Similarly as DDRb, for PINB and PIND, everything is the same except that we change B to C / D.

For example, we want to read the value from Pin 8, Pin 9, Pin 10, Pin 11 and check whether they are all "1", and whether they are all "0"

void loop() {
    if (PINB & (PIN8 | PIN9 | PIN10 | PIN11) == 0b00001111) {
        // ...
    } else if (PINB & (PIN8 | PIN9 | PIN10 | PIN11) == 0) {
        // ...
    } else {
        // ...
    }
}

Studio

Interesting Questions

1

In the circuit below, do we still need pull-up resistors?

This is a question involving pull-up/pull-down resistors and before delving into this question, I think it will be good to review the knowledge about the pull-up/pull-down resistors and three logic states for a digital logic circuit.

Three Logic states for a digital logic circuit

1. High: This is when the circuit is connected to Vcc, a.k.a pulled to a HIGH logic level.

2. Low: This is when the circuit is connected to Ground, a.k.a pulled to a LOW logic level.

3. Floating: This is a physical state where a pin or node has no direct connection to either power (Vcc) or ground. It's like having a wire that's not connected to anything - it's literally "floating" in air.
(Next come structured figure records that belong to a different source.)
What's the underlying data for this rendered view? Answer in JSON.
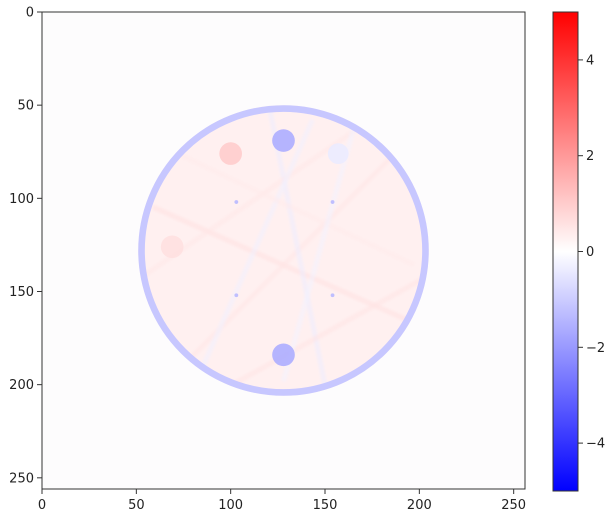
{
  "chart_data": {
    "type": "heatmap",
    "title": "",
    "xlabel": "",
    "ylabel": "",
    "image_size": [
      256,
      256
    ],
    "xlim": [
      0,
      256
    ],
    "ylim": [
      256,
      0
    ],
    "x_ticks": [
      0,
      50,
      100,
      150,
      200,
      250
    ],
    "y_ticks": [
      0,
      50,
      100,
      150,
      200,
      250
    ],
    "colormap": "bwr",
    "colorbar": {
      "range": [
        -5,
        5
      ],
      "ticks": [
        4,
        2,
        0,
        -2,
        -4
      ],
      "tick_labels": [
        "4",
        "2",
        "0",
        "−2",
        "−4"
      ]
    },
    "colors": {
      "min": "#0000ff",
      "mid": "#ffffff",
      "max": "#ff0000"
    },
    "disk": {
      "center": [
        128,
        128
      ],
      "radius": 77,
      "rim_width": 3.5,
      "rim_value": -1.1,
      "interior_value": 0.3
    },
    "features": [
      {
        "center": [
          128,
          69
        ],
        "radius": 6,
        "value": -1.6
      },
      {
        "center": [
          100,
          76
        ],
        "radius": 6,
        "value": 1.0
      },
      {
        "center": [
          157,
          76
        ],
        "radius": 5.5,
        "value": -0.4
      },
      {
        "center": [
          69,
          126
        ],
        "radius": 6,
        "value": 0.6
      },
      {
        "center": [
          128,
          184
        ],
        "radius": 6,
        "value": -1.6
      },
      {
        "center": [
          103,
          102
        ],
        "radius": 1,
        "value": -1.4
      },
      {
        "center": [
          154,
          102
        ],
        "radius": 1,
        "value": -1.4
      },
      {
        "center": [
          103,
          152
        ],
        "radius": 1,
        "value": -1.4
      },
      {
        "center": [
          154,
          152
        ],
        "radius": 1,
        "value": -1.4
      }
    ]
  }
}
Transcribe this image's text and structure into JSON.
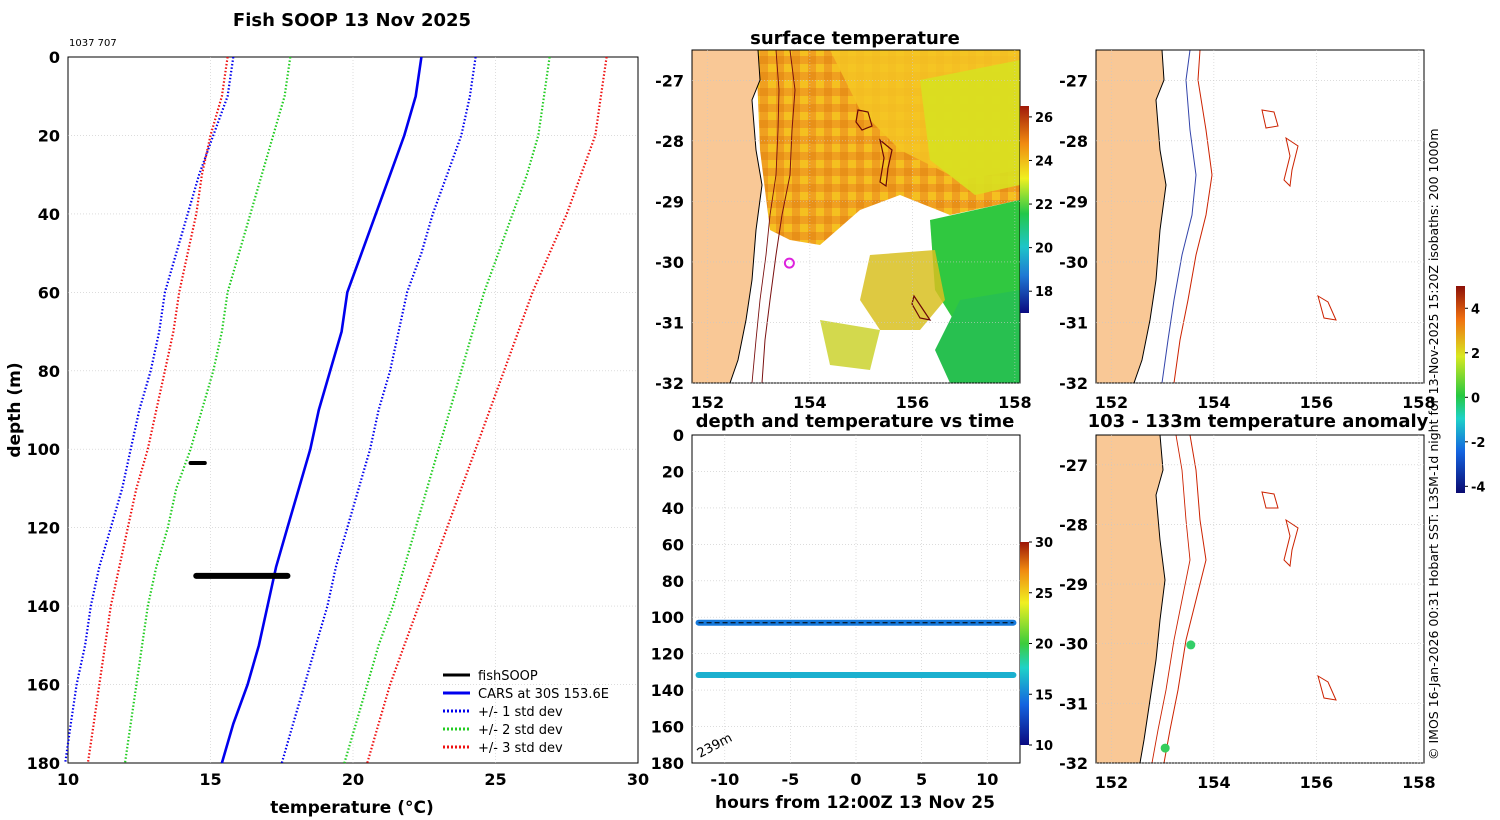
{
  "main_title": "Fish SOOP 13 Nov 2025",
  "id_label": "1037 707",
  "credit": "© IMOS 16-Jan-2026 00:31 Hobart SST: L3SM-1d night for 13-Nov-2025 15:20Z isobaths: 200  1000m",
  "colors": {
    "cars": "#0000ee",
    "sd1": "#0000ee",
    "sd2": "#22cc22",
    "sd3": "#ee1111",
    "fish": "#000000",
    "land": "#f9c896",
    "coast": "#000000",
    "isobath_200": "#3344aa",
    "isobath_1000": "#cc2200"
  },
  "chart_data": [
    {
      "type": "line",
      "title": "Fish SOOP 13 Nov 2025",
      "xlabel": "temperature (°C)",
      "ylabel": "depth (m)",
      "xlim": [
        10,
        30
      ],
      "ylim": [
        180,
        0
      ],
      "xticks": [
        "10",
        "15",
        "20",
        "25",
        "30"
      ],
      "yticks": [
        "0",
        "20",
        "40",
        "60",
        "80",
        "100",
        "120",
        "140",
        "160",
        "180"
      ],
      "depth": [
        0,
        10,
        20,
        30,
        40,
        50,
        60,
        70,
        80,
        90,
        100,
        110,
        120,
        130,
        140,
        150,
        160,
        170,
        180
      ],
      "series": [
        {
          "name": "CARS at 30S 153.6E",
          "temp": [
            22.4,
            22.2,
            21.8,
            21.3,
            20.8,
            20.3,
            19.8,
            19.6,
            19.2,
            18.8,
            18.5,
            18.1,
            17.7,
            17.3,
            17.0,
            16.7,
            16.3,
            15.8,
            15.4
          ]
        },
        {
          "name": "+/- 1 std dev",
          "style": "dotted",
          "band": "minus",
          "temp": [
            15.8,
            15.6,
            15.1,
            14.6,
            14.2,
            13.8,
            13.4,
            13.2,
            12.9,
            12.5,
            12.2,
            11.9,
            11.5,
            11.1,
            10.8,
            10.6,
            10.3,
            10.1,
            9.9
          ]
        },
        {
          "name": "+/- 1 std dev",
          "style": "dotted",
          "band": "plus",
          "temp": [
            24.3,
            24.1,
            23.8,
            23.3,
            22.8,
            22.4,
            21.9,
            21.6,
            21.3,
            20.9,
            20.6,
            20.2,
            19.8,
            19.4,
            19.1,
            18.7,
            18.3,
            17.9,
            17.5
          ]
        },
        {
          "name": "+/- 2 std dev",
          "style": "dotted",
          "band": "minus",
          "temp": [
            17.8,
            17.6,
            17.2,
            16.8,
            16.4,
            16.0,
            15.6,
            15.4,
            15.1,
            14.7,
            14.3,
            13.8,
            13.5,
            13.1,
            12.8,
            12.6,
            12.4,
            12.2,
            12.0
          ]
        },
        {
          "name": "+/- 2 std dev",
          "style": "dotted",
          "band": "plus",
          "temp": [
            26.9,
            26.7,
            26.5,
            26.1,
            25.6,
            25.1,
            24.6,
            24.2,
            23.8,
            23.4,
            23.0,
            22.6,
            22.2,
            21.8,
            21.4,
            20.9,
            20.5,
            20.1,
            19.7
          ]
        },
        {
          "name": "+/- 3 std dev",
          "style": "dotted",
          "band": "minus",
          "temp": [
            15.6,
            15.4,
            15.0,
            14.7,
            14.5,
            14.2,
            13.9,
            13.7,
            13.4,
            13.1,
            12.8,
            12.4,
            12.1,
            11.8,
            11.5,
            11.3,
            11.1,
            10.9,
            10.7
          ]
        },
        {
          "name": "+/- 3 std dev",
          "style": "dotted",
          "band": "plus",
          "temp": [
            28.9,
            28.7,
            28.5,
            28.0,
            27.5,
            26.9,
            26.3,
            25.8,
            25.3,
            24.8,
            24.3,
            23.8,
            23.3,
            22.8,
            22.3,
            21.8,
            21.3,
            20.9,
            20.5
          ]
        }
      ],
      "fish_obs": [
        {
          "depth": 103.5,
          "temp_min": 14.3,
          "temp_max": 14.8
        },
        {
          "depth": 132.3,
          "temp_min": 14.5,
          "temp_max": 17.7
        }
      ],
      "legend": {
        "position": "bottom-right",
        "entries": [
          "fishSOOP",
          "CARS at 30S 153.6E",
          "+/- 1 std dev",
          "+/- 2 std dev",
          "+/- 3 std dev"
        ]
      }
    },
    {
      "type": "heatmap",
      "title": "surface temperature",
      "xlim": [
        151.7,
        158.1
      ],
      "ylim": [
        -32,
        -26.5
      ],
      "xticks": [
        "152",
        "154",
        "156",
        "158"
      ],
      "yticks": [
        "-27",
        "-28",
        "-29",
        "-30",
        "-31",
        "-32"
      ],
      "colorbar": {
        "min": 17,
        "max": 26.5,
        "ticks": [
          "26",
          "24",
          "22",
          "20",
          "18"
        ]
      },
      "marker": {
        "lon": 153.6,
        "lat": -30.02
      }
    },
    {
      "type": "map",
      "title": "",
      "xlim": [
        151.7,
        158.1
      ],
      "ylim": [
        -32,
        -26.5
      ],
      "xticks": [
        "152",
        "154",
        "156",
        "158"
      ],
      "yticks": [
        "-27",
        "-28",
        "-29",
        "-30",
        "-31",
        "-32"
      ]
    },
    {
      "type": "scatter",
      "title": "depth and temperature vs time",
      "xlabel": "hours from 12:00Z 13 Nov 25",
      "xlim": [
        -12.5,
        12.5
      ],
      "ylim": [
        180,
        0
      ],
      "xticks": [
        "-10",
        "-5",
        "0",
        "5",
        "10"
      ],
      "yticks": [
        "0",
        "20",
        "40",
        "60",
        "80",
        "100",
        "120",
        "140",
        "160",
        "180"
      ],
      "bottom_depth_label": "239m",
      "colorbar": {
        "min": 10,
        "max": 30,
        "ticks": [
          "30",
          "25",
          "20",
          "15",
          "10"
        ]
      },
      "tracks": [
        {
          "depth": 103,
          "temp": 14.7,
          "hours_from": -12,
          "hours_to": 12
        },
        {
          "depth": 131.7,
          "temp": 16.5,
          "hours_from": -12,
          "hours_to": 12
        }
      ]
    },
    {
      "type": "map",
      "title": "103 - 133m temperature anomaly",
      "xlim": [
        151.7,
        158.1
      ],
      "ylim": [
        -32,
        -26.5
      ],
      "xticks": [
        "152",
        "154",
        "156",
        "158"
      ],
      "yticks": [
        "-27",
        "-28",
        "-29",
        "-30",
        "-31",
        "-32"
      ],
      "colorbar": {
        "min": -4.3,
        "max": 5,
        "ticks": [
          "4",
          "2",
          "0",
          "-2",
          "-4"
        ]
      },
      "points": [
        {
          "lon": 153.55,
          "lat": -30.02,
          "anomaly": 0.0
        },
        {
          "lon": 153.05,
          "lat": -31.75,
          "anomaly": 0.1
        }
      ]
    }
  ]
}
This is the physical condition.

   1. Undefined: it usually describes electrical/logical behavior that results from floating.

Pull-Up resistor

Pull-Up resistors are simply fixed-value resistors connected between the voltage supply (typically +5 V, +3.3 V, or +2.5 V) and the appropriate pin of a digital logic circuit, which results in pulling the input of the digital circuit to logic HIGH in the absence of a driving signal.

Pull-up resistor circuit

In the circuit above, if the pull-up resistor $R_1$ is absent, which means between Vcc and MCU there is an "open circuit", then when the switch is open ,the MCU is "floating".

Otherwise, if the pull-up resistor is there:

1. If the switch is open, the MCU input will be pulled up to Vcc.
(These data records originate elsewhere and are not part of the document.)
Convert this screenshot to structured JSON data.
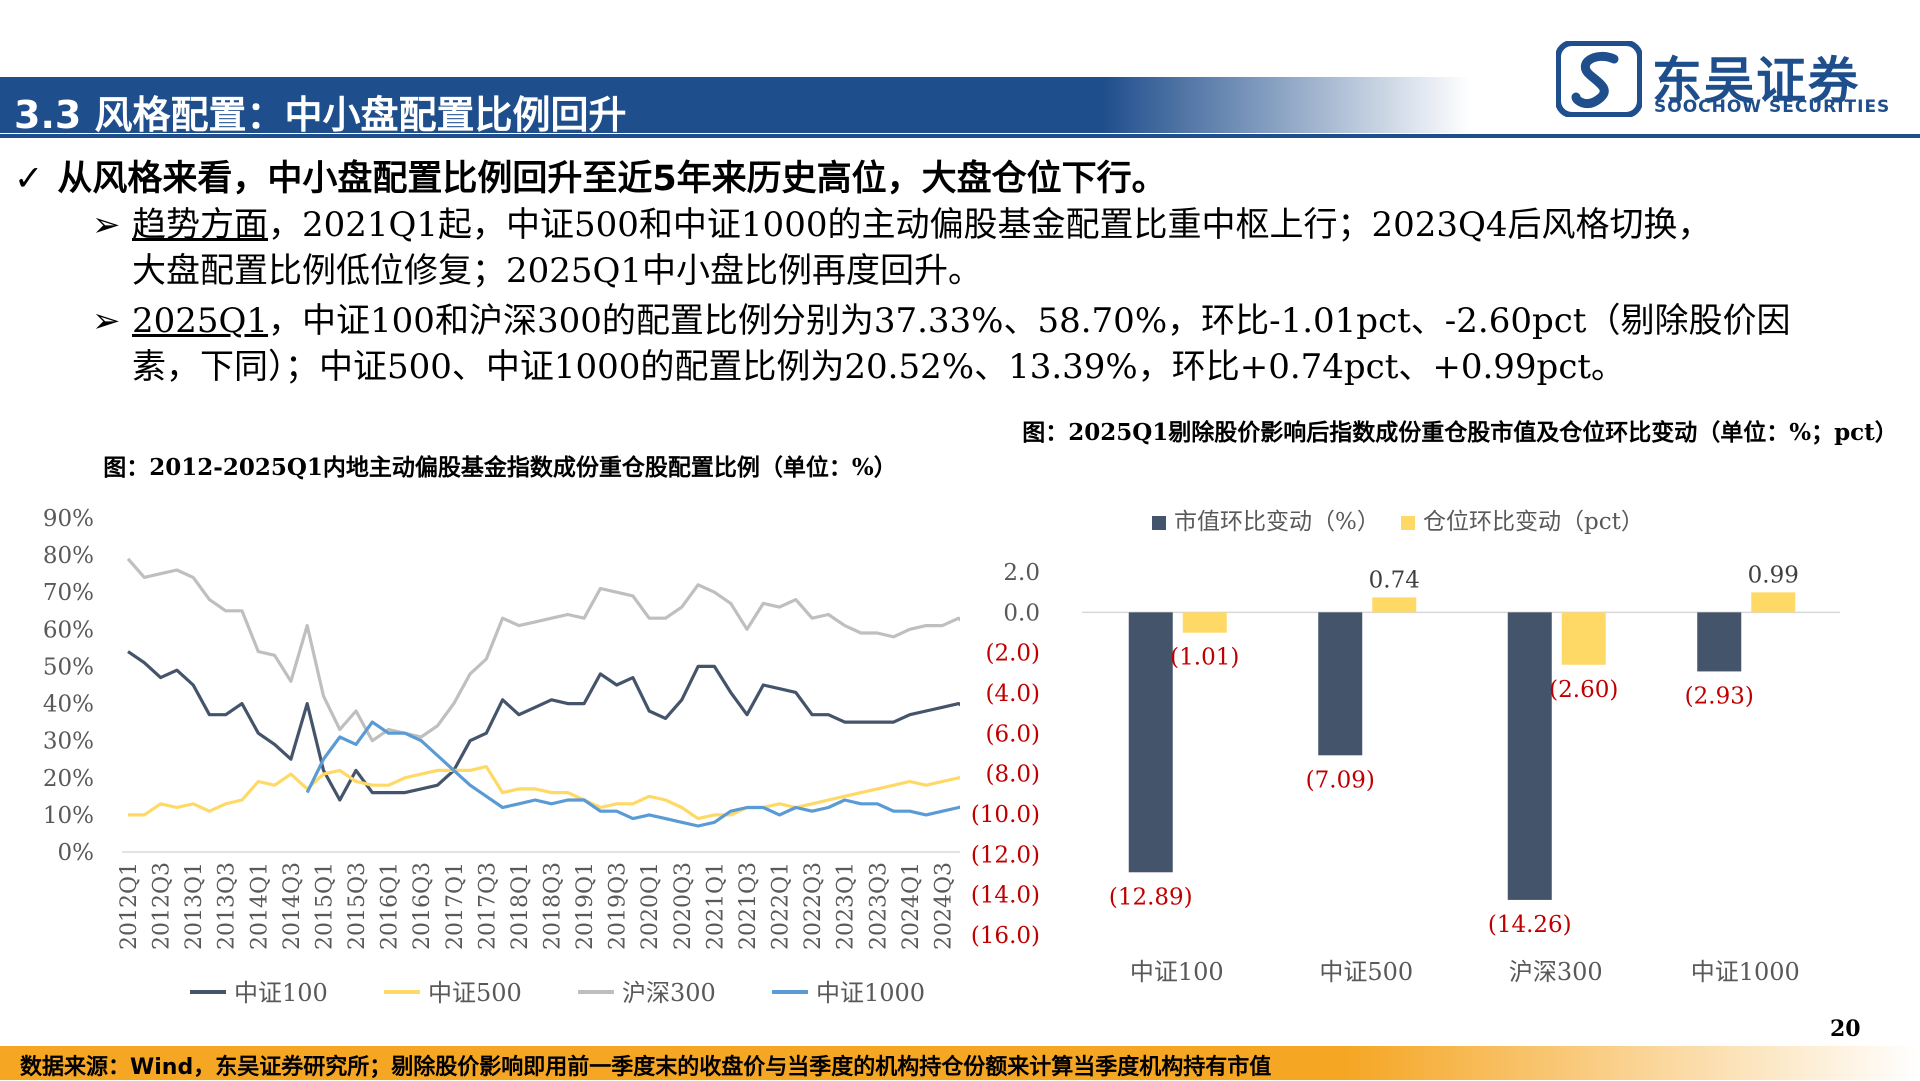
{
  "header": {
    "title": "3.3 风格配置：中小盘配置比例回升",
    "logo_cn": "东吴证券",
    "logo_en": "SOOCHOW SECURITIES",
    "logo_icon": "soochow-logo-icon"
  },
  "bullets": {
    "check_glyph": "✓",
    "arrow_glyph": "➢",
    "main": "从风格来看，中小盘配置比例回升至近5年来历史高位，大盘仓位下行。",
    "sub1": {
      "lead": "趋势方面",
      "line1_rest": "，2021Q1起，中证500和中证1000的主动偏股基金配置比重中枢上行；2023Q4后风格切换，",
      "line2": "大盘配置比例低位修复；2025Q1中小盘比例再度回升。"
    },
    "sub2": {
      "lead": "2025Q1",
      "line1_rest": "，中证100和沪深300的配置比例分别为37.33%、58.70%，环比-1.01pct、-2.60pct（剔除股价因",
      "line2": "素，下同）；中证500、中证1000的配置比例为20.52%、13.39%，环比+0.74pct、+0.99pct。"
    }
  },
  "page_number": "20",
  "footer": "数据来源：Wind，东吴证券研究所；剔除股价影响即用前一季度末的收盘价与当季度的机构持仓份额来计算当季度机构持有市值",
  "colors": {
    "brand_blue": "#1f4e8c",
    "footer_orange": "#f5a623",
    "navy": "#44546a",
    "gold": "#ffd966",
    "gray": "#bfbfbf",
    "light_blue": "#5b9bd5",
    "negative_red": "#c00000"
  },
  "chart_data": [
    {
      "type": "line",
      "title": "图：2012-2025Q1内地主动偏股基金指数成份重仓股配置比例（单位：%）",
      "y_ticks": [
        "90%",
        "80%",
        "70%",
        "60%",
        "50%",
        "40%",
        "30%",
        "20%",
        "10%",
        "0%"
      ],
      "ylim": [
        0,
        90
      ],
      "x": [
        "2012Q1",
        "2012Q2",
        "2012Q3",
        "2012Q4",
        "2013Q1",
        "2013Q2",
        "2013Q3",
        "2013Q4",
        "2014Q1",
        "2014Q2",
        "2014Q3",
        "2014Q4",
        "2015Q1",
        "2015Q2",
        "2015Q3",
        "2015Q4",
        "2016Q1",
        "2016Q2",
        "2016Q3",
        "2016Q4",
        "2017Q1",
        "2017Q2",
        "2017Q3",
        "2017Q4",
        "2018Q1",
        "2018Q2",
        "2018Q3",
        "2018Q4",
        "2019Q1",
        "2019Q2",
        "2019Q3",
        "2019Q4",
        "2020Q1",
        "2020Q2",
        "2020Q3",
        "2020Q4",
        "2021Q1",
        "2021Q2",
        "2021Q3",
        "2021Q4",
        "2022Q1",
        "2022Q2",
        "2022Q3",
        "2022Q4",
        "2023Q1",
        "2023Q2",
        "2023Q3",
        "2023Q4",
        "2024Q1",
        "2024Q2",
        "2024Q3",
        "2024Q4",
        "2025Q1"
      ],
      "x_tick_labels": [
        "2012Q1",
        "2012Q3",
        "2013Q1",
        "2013Q3",
        "2014Q1",
        "2014Q3",
        "2015Q1",
        "2015Q3",
        "2016Q1",
        "2016Q3",
        "2017Q1",
        "2017Q3",
        "2018Q1",
        "2018Q3",
        "2019Q1",
        "2019Q3",
        "2020Q1",
        "2020Q3",
        "2021Q1",
        "2021Q3",
        "2022Q1",
        "2022Q3",
        "2023Q1",
        "2023Q3",
        "2024Q1",
        "2024Q3",
        "2025Q1"
      ],
      "legend_position": "bottom",
      "series": [
        {
          "name": "中证100",
          "color": "#44546a",
          "values": [
            54,
            51,
            47,
            49,
            45,
            37,
            37,
            40,
            32,
            29,
            25,
            40,
            22,
            14,
            22,
            16,
            16,
            16,
            17,
            18,
            22,
            30,
            32,
            41,
            37,
            39,
            41,
            40,
            40,
            48,
            45,
            47,
            38,
            36,
            41,
            50,
            50,
            43,
            37,
            45,
            44,
            43,
            37,
            37,
            35,
            35,
            35,
            35,
            37,
            38,
            39,
            40,
            37.33
          ]
        },
        {
          "name": "中证500",
          "color": "#ffd966",
          "values": [
            10,
            10,
            13,
            12,
            13,
            11,
            13,
            14,
            19,
            18,
            21,
            17,
            21,
            22,
            19,
            18,
            18,
            20,
            21,
            22,
            22,
            22,
            23,
            16,
            17,
            17,
            16,
            16,
            14,
            12,
            13,
            13,
            15,
            14,
            12,
            9,
            10,
            10,
            12,
            12,
            13,
            12,
            13,
            14,
            15,
            16,
            17,
            18,
            19,
            18,
            19,
            20,
            20.52
          ]
        },
        {
          "name": "沪深300",
          "color": "#bfbfbf",
          "values": [
            79,
            74,
            75,
            76,
            74,
            68,
            65,
            65,
            54,
            53,
            46,
            61,
            42,
            33,
            38,
            30,
            33,
            32,
            31,
            34,
            40,
            48,
            52,
            63,
            61,
            62,
            63,
            64,
            63,
            71,
            70,
            69,
            63,
            63,
            66,
            72,
            70,
            67,
            60,
            67,
            66,
            68,
            63,
            64,
            61,
            59,
            59,
            58,
            60,
            61,
            61,
            63,
            58.7
          ]
        },
        {
          "name": "中证1000",
          "color": "#5b9bd5",
          "values": [
            null,
            null,
            null,
            null,
            null,
            null,
            null,
            null,
            null,
            null,
            null,
            16,
            25,
            31,
            29,
            35,
            32,
            32,
            30,
            26,
            22,
            18,
            15,
            12,
            13,
            14,
            13,
            14,
            14,
            11,
            11,
            9,
            10,
            9,
            8,
            7,
            8,
            11,
            12,
            12,
            10,
            12,
            11,
            12,
            14,
            13,
            13,
            11,
            11,
            10,
            11,
            12,
            13.39
          ]
        }
      ]
    },
    {
      "type": "bar",
      "title": "图：2025Q1剔除股价影响后指数成份重仓股市值及仓位环比变动（单位：%；pct）",
      "categories": [
        "中证100",
        "中证500",
        "沪深300",
        "中证1000"
      ],
      "y_ticks": [
        "2.0",
        "0.0",
        "(2.0)",
        "(4.0)",
        "(6.0)",
        "(8.0)",
        "(10.0)",
        "(12.0)",
        "(14.0)",
        "(16.0)"
      ],
      "ylim": [
        -16,
        2
      ],
      "legend_position": "top",
      "series": [
        {
          "name": "市值环比变动（%）",
          "color": "#44546a",
          "values": [
            -12.89,
            -7.09,
            -14.26,
            -2.93
          ],
          "labels": [
            "(12.89)",
            "(7.09)",
            "(14.26)",
            "(2.93)"
          ]
        },
        {
          "name": "仓位环比变动（pct）",
          "color": "#ffd966",
          "values": [
            -1.01,
            0.74,
            -2.6,
            0.99
          ],
          "labels": [
            "(1.01)",
            "0.74",
            "(2.60)",
            "0.99"
          ]
        }
      ]
    }
  ]
}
2. If the switch is closed, by voltage divider, the MCU input will be pulled to 0V, a.k.a GND.

Pull-down resistor

Similarly, Pull-Down resistors are simply fixed-value resistors connected between the GND and the appropriate pin of a digital logic circuit, which results in pulling the input of the digital circuit to logic LOW in the absence of a driving signal.

Pull-Down resistor circuit

In the circuit above, if the pull-down resistor $R_1$ is absent, which means between GND and MCU there is an "open circuit", then when the switch is open ,the MCU is "floating".

Otherwise, if the pull-down resistor is there:

1. If the switch is open, the MCU input will be pulled down to GND.

2. If the switch is closed, by voltage divider, the MCU input will be pulled up to Vcc.

---

So, going back to our problem, the reason why we don't need pull-up resistors here is because:

1. Pull-up resistors are redundant

2. When the switch is closed, we may not pull the Pin to Vcc, it will be some value a bit smaller than Vcc, this may cause the input cannot reach the voltage to be recognized as HIGH.

How about we move the pull-down resistors up directly and now it will be a circuit with only pull-up resistors?

This is not acceptable since it won't become the classic pull-up resistors circuit we have seen above. Instead, it will be something looks as follows:

And we will find out that no matter what the state of the switch is (open or closed), the input at P1 will always be 0.

---

How to modify the circuit to use pull-up resistors only?

Ths method is to move the position of the Pin to be above the switches to form the classic pull-up resistors circuit as we have seen above.